We conclude that we cannot decide the propriety of the district court's dismissal of Count One without resolving a question of Massachusetts law which appears to us to be one of first impression. We think that issue would best be decided by the Massachusetts Supreme Judicial Court in the first instance. Accordingly, we certify that question to the Supreme Judicial Court. Although we are of the view that dismissal of Counts Two and Three was proper, in light of our decision to certify a question to the Supreme Judicial Court in connection with Count One and because our resolution of the propriety of the district court's dismissal of Counts Two and Three also involves the application of Massachusetts law, we think it the more prudent course to reserve judgment in this respect, too, pending the Supreme Judicial Court's response to the question certified.

BACKGROUND

The following recitation is based on Halebian's complaint and other documents "integral" to that complaint, see Chambers v. Time Warner, Inc., 282 F.3d 147, 153 (2d Cir.2002), the factual assertions of which, for purposes of this discussion, we assume to be true, see Ashcroft v. Iqbal, ___ U.S. ___, 129 S.Ct. 1937, 1949, 173 L.Ed.2d 868 (2009). Halebian is a citizen of New York State. At all relevant times, he owned shares in the Citi New York Tax Free Reserves Fund (the "New York Fund"), one of six "series portfolios," or mutual funds (the "Funds"), contained in the Trust. See Compl. ¶ 7. CitiTrust is a Massachusetts business trust with its principal place of business in Maryland. Id. ¶ 8. CitiTrust is "named as a nominal defendant ... solely in a derivative capacity." Id. ¶ 9. The actual defendants, none of whom is a New York citizen, are members of CitiTrust's Board of Trustees (the "Board"). Id. ¶¶ 10-19.

The Transaction

On June 23, 2005, Citigroup sold substantially all of its asset management business, including a subsidiary that served as an adviser to CitiTrust, to Legg Mason, Inc. Id. ¶ 32. In connection with this transaction (the "Transaction"), the Funds' existing advisory contracts were terminated and new contracts were executed with the Funds' new advisers, id. ¶ 33, for which the Funds' shareholders' approval was required, id. ¶ 34. In August 2005, the Board approved the Funds' new investment advisory agreements with Legg Mason. Id. ¶ 39. Thereafter, the Board issued a proxy statement to its shareholders describing the advisory agreements and recommending that they vote to approve the new agreements, id. ¶¶ 34-35, which they did, id. ¶ 61.

Two aspects of the Transaction are relevant to this appeal.

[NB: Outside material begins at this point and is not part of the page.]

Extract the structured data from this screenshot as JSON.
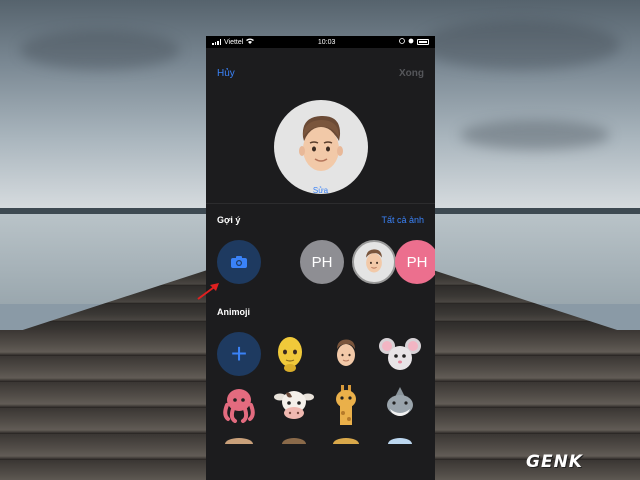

First, the new advisory agreements authorize the payment of "soft dollars." Id. ¶ 43.1 As described by the district court, soft-dollar payments "permit the advisor to select brokers or dealers who provide both brokerage and research services to the Funds, even though the commissions charged by such brokers or dealers might be higher than those charged by other brokers or dealers who provide execution only or execution and research services." Halebian v. Berv, 631 F.Supp.2d 284, 289 (S.D.N.Y.2007).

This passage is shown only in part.